Voici en effet un président sous lequel les États-Unis ont surmonté — fragilement — la Grande Récession ; qui a réussi, jusqu’à preuve du contraire, à réformer le système de soins de santé afin que des millions d’Américains puissent enfin bénéficier d’une assurance maladie ; dont les politiques environnementales ont mis en échec le négationnisme républicain ; et qui a rétabli les ponts avec l’Iran et Cuba… Cette présidence est loin d’avoir rempli toutes ses promesses (immigration, contrôle des armes, désescalade du conflit syrien), mais elle aura au moins eu le mérite de cultiver des projets d’avenir marqués au coin du progrès social et de relations internationales (théoriquement) moins militaristes.

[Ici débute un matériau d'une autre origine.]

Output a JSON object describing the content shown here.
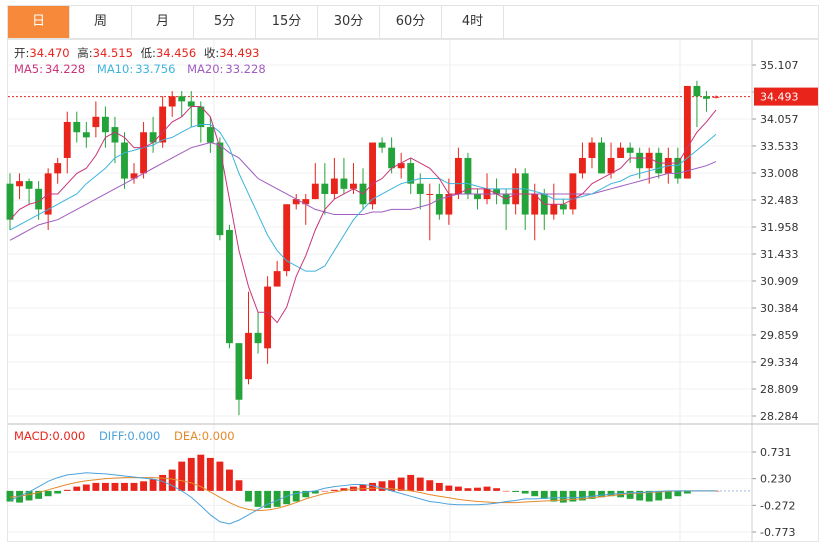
{
  "tabs": [
    {
      "label": "日",
      "active": true
    },
    {
      "label": "周",
      "active": false
    },
    {
      "label": "月",
      "active": false
    },
    {
      "label": "5分",
      "active": false
    },
    {
      "label": "15分",
      "active": false
    },
    {
      "label": "30分",
      "active": false
    },
    {
      "label": "60分",
      "active": false
    },
    {
      "label": "4时",
      "active": false
    }
  ],
  "ohlc_info": {
    "open_label": "开:",
    "open": "34.470",
    "high_label": "高:",
    "high": "34.515",
    "low_label": "低:",
    "low": "34.456",
    "close_label": "收:",
    "close": "34.493"
  },
  "ma_info": {
    "ma5_label": "MA5:",
    "ma5": "34.228",
    "ma10_label": "MA10:",
    "ma10": "33.756",
    "ma20_label": "MA20:",
    "ma20": "33.228"
  },
  "macd_info": {
    "macd_label": "MACD:",
    "macd": "0.000",
    "diff_label": "DIFF:",
    "diff": "0.000",
    "dea_label": "DEA:",
    "dea": "0.000"
  },
  "colors": {
    "up": "#e8241b",
    "down": "#24a33a",
    "ma5": "#c9347a",
    "ma10": "#3eb4dc",
    "ma20": "#a05cc0",
    "diff": "#4ca3dc",
    "dea": "#e58a2b",
    "price_line": "#e8241b"
  },
  "chart_data": [
    {
      "type": "candlestick",
      "price_tick_labels": [
        "35.107",
        "34.582",
        "34.057",
        "33.533",
        "33.008",
        "32.483",
        "31.958",
        "31.433",
        "30.909",
        "30.384",
        "29.859",
        "29.334",
        "28.809",
        "28.284"
      ],
      "ylim": [
        28.284,
        35.107
      ],
      "last_price": "34.493",
      "grid": true,
      "candles": [
        [
          32.8,
          32.1,
          33.0,
          31.9
        ],
        [
          32.75,
          32.85,
          33.0,
          32.5
        ],
        [
          32.85,
          32.7,
          32.9,
          32.4
        ],
        [
          32.7,
          32.3,
          32.85,
          32.1
        ],
        [
          32.2,
          33.0,
          33.1,
          31.9
        ],
        [
          33.0,
          33.2,
          33.3,
          32.8
        ],
        [
          33.3,
          34.0,
          34.2,
          33.0
        ],
        [
          34.0,
          33.8,
          34.2,
          33.6
        ],
        [
          33.8,
          33.7,
          34.0,
          33.5
        ],
        [
          33.9,
          34.1,
          34.4,
          33.7
        ],
        [
          34.1,
          33.8,
          34.3,
          33.5
        ],
        [
          33.9,
          33.6,
          34.1,
          33.2
        ],
        [
          33.6,
          32.9,
          33.8,
          32.7
        ],
        [
          32.9,
          33.0,
          33.2,
          32.8
        ],
        [
          33.0,
          33.8,
          34.0,
          32.9
        ],
        [
          33.8,
          33.6,
          34.1,
          33.4
        ],
        [
          33.6,
          34.3,
          34.5,
          33.5
        ],
        [
          34.3,
          34.5,
          34.6,
          34.1
        ],
        [
          34.5,
          34.4,
          34.6,
          34.1
        ],
        [
          34.4,
          34.3,
          34.6,
          33.9
        ],
        [
          34.3,
          33.9,
          34.4,
          33.6
        ],
        [
          33.9,
          33.6,
          34.1,
          33.4
        ],
        [
          33.6,
          31.8,
          33.7,
          31.7
        ],
        [
          31.9,
          29.7,
          32.0,
          29.6
        ],
        [
          29.7,
          28.6,
          29.7,
          28.3
        ],
        [
          29.0,
          29.9,
          30.7,
          28.9
        ],
        [
          29.9,
          29.7,
          30.3,
          29.5
        ],
        [
          29.6,
          30.8,
          31.0,
          29.3
        ],
        [
          30.8,
          31.1,
          31.3,
          30.8
        ],
        [
          31.1,
          32.4,
          32.4,
          31.0
        ],
        [
          32.4,
          32.5,
          32.6,
          32.3
        ],
        [
          32.4,
          32.5,
          32.6,
          32.0
        ],
        [
          32.5,
          32.8,
          33.2,
          32.5
        ],
        [
          32.8,
          32.6,
          33.2,
          32.2
        ],
        [
          32.6,
          32.9,
          33.3,
          32.5
        ],
        [
          32.9,
          32.7,
          33.3,
          32.6
        ],
        [
          32.7,
          32.8,
          33.2,
          32.6
        ],
        [
          32.8,
          32.4,
          33.1,
          32.3
        ],
        [
          32.4,
          33.6,
          33.6,
          32.3
        ],
        [
          33.6,
          33.5,
          33.7,
          33.4
        ],
        [
          33.5,
          33.1,
          33.7,
          33.0
        ],
        [
          33.1,
          33.2,
          33.4,
          32.9
        ],
        [
          33.2,
          32.8,
          33.3,
          32.6
        ],
        [
          32.8,
          32.6,
          33.0,
          32.3
        ],
        [
          32.6,
          32.6,
          32.8,
          31.7
        ],
        [
          32.6,
          32.2,
          32.8,
          32.1
        ],
        [
          32.2,
          32.6,
          32.9,
          32.0
        ],
        [
          32.6,
          33.3,
          33.5,
          32.5
        ],
        [
          33.3,
          32.6,
          33.4,
          32.5
        ],
        [
          32.6,
          32.5,
          32.7,
          32.3
        ],
        [
          32.5,
          32.7,
          33.0,
          32.4
        ],
        [
          32.7,
          32.6,
          32.9,
          32.4
        ],
        [
          32.6,
          32.4,
          32.7,
          31.9
        ],
        [
          32.4,
          33.0,
          33.1,
          32.2
        ],
        [
          33.0,
          32.2,
          33.1,
          31.9
        ],
        [
          32.2,
          32.6,
          32.8,
          31.7
        ],
        [
          32.6,
          32.2,
          32.7,
          31.9
        ],
        [
          32.2,
          32.4,
          32.8,
          32.1
        ],
        [
          32.4,
          32.3,
          32.5,
          32.2
        ],
        [
          32.3,
          33.0,
          33.0,
          32.2
        ],
        [
          33.0,
          33.3,
          33.6,
          32.9
        ],
        [
          33.3,
          33.6,
          33.7,
          33.1
        ],
        [
          33.6,
          33.0,
          33.7,
          33.0
        ],
        [
          33.0,
          33.3,
          33.6,
          32.9
        ],
        [
          33.3,
          33.5,
          33.6,
          33.3
        ],
        [
          33.5,
          33.4,
          33.6,
          33.2
        ],
        [
          33.4,
          33.1,
          33.5,
          32.9
        ],
        [
          33.1,
          33.4,
          33.5,
          32.8
        ],
        [
          33.4,
          33.0,
          33.5,
          32.9
        ],
        [
          33.0,
          33.3,
          33.5,
          32.8
        ],
        [
          33.3,
          32.9,
          33.5,
          32.8
        ],
        [
          32.9,
          34.7,
          34.7,
          32.9
        ],
        [
          34.7,
          34.5,
          34.8,
          33.9
        ],
        [
          34.5,
          34.45,
          34.6,
          34.2
        ],
        [
          34.47,
          34.49,
          34.515,
          34.456
        ]
      ],
      "ma5": [
        32.1,
        32.3,
        32.4,
        32.45,
        32.6,
        32.6,
        32.8,
        33.0,
        33.1,
        33.35,
        33.7,
        33.8,
        33.7,
        33.5,
        33.5,
        33.6,
        33.8,
        34.0,
        34.1,
        34.3,
        34.3,
        34.1,
        33.5,
        32.5,
        31.5,
        30.8,
        30.3,
        30.3,
        30.1,
        30.4,
        31.0,
        31.4,
        31.9,
        32.3,
        32.5,
        32.6,
        32.7,
        32.6,
        32.8,
        32.9,
        33.1,
        33.2,
        33.3,
        33.2,
        33.1,
        32.9,
        32.6,
        32.6,
        32.7,
        32.7,
        32.7,
        32.6,
        32.5,
        32.6,
        32.6,
        32.6,
        32.4,
        32.4,
        32.4,
        32.5,
        32.6,
        32.8,
        32.9,
        33.0,
        33.1,
        33.3,
        33.3,
        33.3,
        33.2,
        33.2,
        33.2,
        33.5,
        33.8,
        34.0,
        34.23
      ],
      "ma10": [
        31.9,
        32.0,
        32.1,
        32.2,
        32.3,
        32.4,
        32.5,
        32.6,
        32.8,
        32.95,
        33.1,
        33.3,
        33.4,
        33.45,
        33.5,
        33.55,
        33.65,
        33.7,
        33.8,
        33.9,
        33.95,
        33.95,
        33.8,
        33.5,
        33.0,
        32.6,
        32.2,
        31.8,
        31.5,
        31.3,
        31.2,
        31.1,
        31.1,
        31.2,
        31.5,
        31.8,
        32.1,
        32.3,
        32.5,
        32.6,
        32.7,
        32.8,
        32.85,
        32.9,
        32.9,
        32.9,
        32.8,
        32.8,
        32.8,
        32.75,
        32.7,
        32.7,
        32.7,
        32.7,
        32.7,
        32.65,
        32.6,
        32.5,
        32.5,
        32.5,
        32.55,
        32.6,
        32.7,
        32.8,
        32.85,
        32.95,
        33.0,
        33.05,
        33.1,
        33.15,
        33.15,
        33.3,
        33.45,
        33.6,
        33.76
      ],
      "ma20": [
        31.7,
        31.8,
        31.9,
        32.0,
        32.05,
        32.1,
        32.2,
        32.3,
        32.4,
        32.5,
        32.6,
        32.7,
        32.8,
        32.9,
        33.0,
        33.1,
        33.2,
        33.3,
        33.4,
        33.5,
        33.55,
        33.6,
        33.55,
        33.4,
        33.3,
        33.1,
        32.9,
        32.8,
        32.7,
        32.6,
        32.5,
        32.4,
        32.3,
        32.25,
        32.2,
        32.2,
        32.2,
        32.2,
        32.25,
        32.25,
        32.3,
        32.3,
        32.3,
        32.35,
        32.4,
        32.5,
        32.55,
        32.6,
        32.6,
        32.6,
        32.6,
        32.6,
        32.6,
        32.6,
        32.6,
        32.6,
        32.6,
        32.6,
        32.6,
        32.6,
        32.6,
        32.6,
        32.65,
        32.7,
        32.75,
        32.8,
        32.85,
        32.9,
        32.95,
        33.0,
        33.0,
        33.05,
        33.1,
        33.15,
        33.23
      ]
    },
    {
      "type": "bar",
      "macd_tick_labels": [
        "0.731",
        "0.230",
        "-0.272",
        "-0.773"
      ],
      "ylim": [
        -0.773,
        0.731
      ],
      "grid": true,
      "histogram": [
        -0.2,
        -0.22,
        -0.18,
        -0.15,
        -0.1,
        -0.05,
        0.02,
        0.08,
        0.12,
        0.15,
        0.15,
        0.15,
        0.15,
        0.15,
        0.18,
        0.22,
        0.3,
        0.4,
        0.55,
        0.62,
        0.68,
        0.62,
        0.55,
        0.4,
        0.2,
        -0.2,
        -0.3,
        -0.32,
        -0.3,
        -0.25,
        -0.2,
        -0.12,
        -0.05,
        0.0,
        0.02,
        0.05,
        0.08,
        0.12,
        0.15,
        0.18,
        0.2,
        0.25,
        0.3,
        0.25,
        0.2,
        0.15,
        0.1,
        0.08,
        0.05,
        0.06,
        0.08,
        0.05,
        0.0,
        -0.02,
        -0.05,
        -0.1,
        -0.15,
        -0.2,
        -0.22,
        -0.2,
        -0.18,
        -0.15,
        -0.12,
        -0.1,
        -0.12,
        -0.15,
        -0.18,
        -0.2,
        -0.18,
        -0.15,
        -0.1,
        -0.05,
        0.0,
        0.0,
        0.0
      ],
      "diff": [
        -0.18,
        -0.1,
        -0.02,
        0.08,
        0.18,
        0.25,
        0.3,
        0.32,
        0.34,
        0.33,
        0.32,
        0.3,
        0.28,
        0.26,
        0.24,
        0.22,
        0.18,
        0.1,
        0.0,
        -0.12,
        -0.28,
        -0.45,
        -0.58,
        -0.62,
        -0.55,
        -0.45,
        -0.35,
        -0.25,
        -0.18,
        -0.1,
        -0.05,
        -0.02,
        0.0,
        0.05,
        0.08,
        0.1,
        0.12,
        0.12,
        0.1,
        0.05,
        0.0,
        -0.05,
        -0.1,
        -0.15,
        -0.2,
        -0.22,
        -0.25,
        -0.26,
        -0.26,
        -0.26,
        -0.25,
        -0.23,
        -0.2,
        -0.18,
        -0.15,
        -0.15,
        -0.14,
        -0.13,
        -0.13,
        -0.13,
        -0.12,
        -0.1,
        -0.08,
        -0.06,
        -0.05,
        -0.04,
        -0.03,
        -0.02,
        -0.01,
        0.0,
        0.0,
        0.0,
        0.0,
        0.0,
        0.0
      ],
      "dea": [
        -0.12,
        -0.1,
        -0.07,
        -0.03,
        0.02,
        0.07,
        0.12,
        0.16,
        0.19,
        0.21,
        0.23,
        0.24,
        0.25,
        0.25,
        0.25,
        0.25,
        0.24,
        0.22,
        0.19,
        0.15,
        0.08,
        -0.02,
        -0.12,
        -0.22,
        -0.3,
        -0.35,
        -0.37,
        -0.36,
        -0.33,
        -0.28,
        -0.22,
        -0.15,
        -0.1,
        -0.05,
        -0.02,
        0.01,
        0.03,
        0.04,
        0.05,
        0.05,
        0.04,
        0.02,
        0.0,
        -0.03,
        -0.07,
        -0.1,
        -0.13,
        -0.16,
        -0.18,
        -0.2,
        -0.21,
        -0.22,
        -0.22,
        -0.22,
        -0.21,
        -0.2,
        -0.19,
        -0.18,
        -0.17,
        -0.16,
        -0.15,
        -0.13,
        -0.11,
        -0.09,
        -0.07,
        -0.05,
        -0.04,
        -0.03,
        -0.02,
        -0.01,
        0.0,
        0.0,
        0.0,
        0.0,
        0.0
      ]
    }
  ]
}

Au fond, l’échec le plus lourd de conséquences de M. Obama aura été d’avoir su si peu freiner le creusement des inégalités aux États-Unis. Si le taux de chômage est maintenant tombé à 5 % et que l’économie s’est remise à croître, il se trouve que les salaires ont à peine augmenté et que les écarts de revenus se sont approfondis depuis 2009. Le taux de pauvreté est aujourd’hui plus élevé (14,8 %) qu’il ne l’était au début du premier mandat de M. Obama. C’est dire, ce qu’il ne faut jamais oublier, que son progressisme a ses limites ; il est enchâssé dans un système de croissance néolibéral dont la justice économique n’est pas un principe.
M. Obama aura peut-être été le plus juste dans sa critique de la démocratie représentative américaine. Il a pris acte de la colère croissante de la population à l’égard d’un système de plus en plus noyauté par les lobbys et la grande entreprise. En cette année électorale, le président avait beau jeu de jouer cette carte contre les républicains. Il n’en reste pas moins que l’absence de dialogue politique est devenue aux États-Unis une maladie chronique qui paralyse l’exercice démocratique. Maladie à laquelle un remède ne sera probablement pas trouvé de sitôt. Les candidats républicains à la présidence tiennent d’ailleurs un autre débat jeudi soir — où il sera à nouveau possible de mesurer l’ampleur du fossé idéologique qui sépare les deux partis.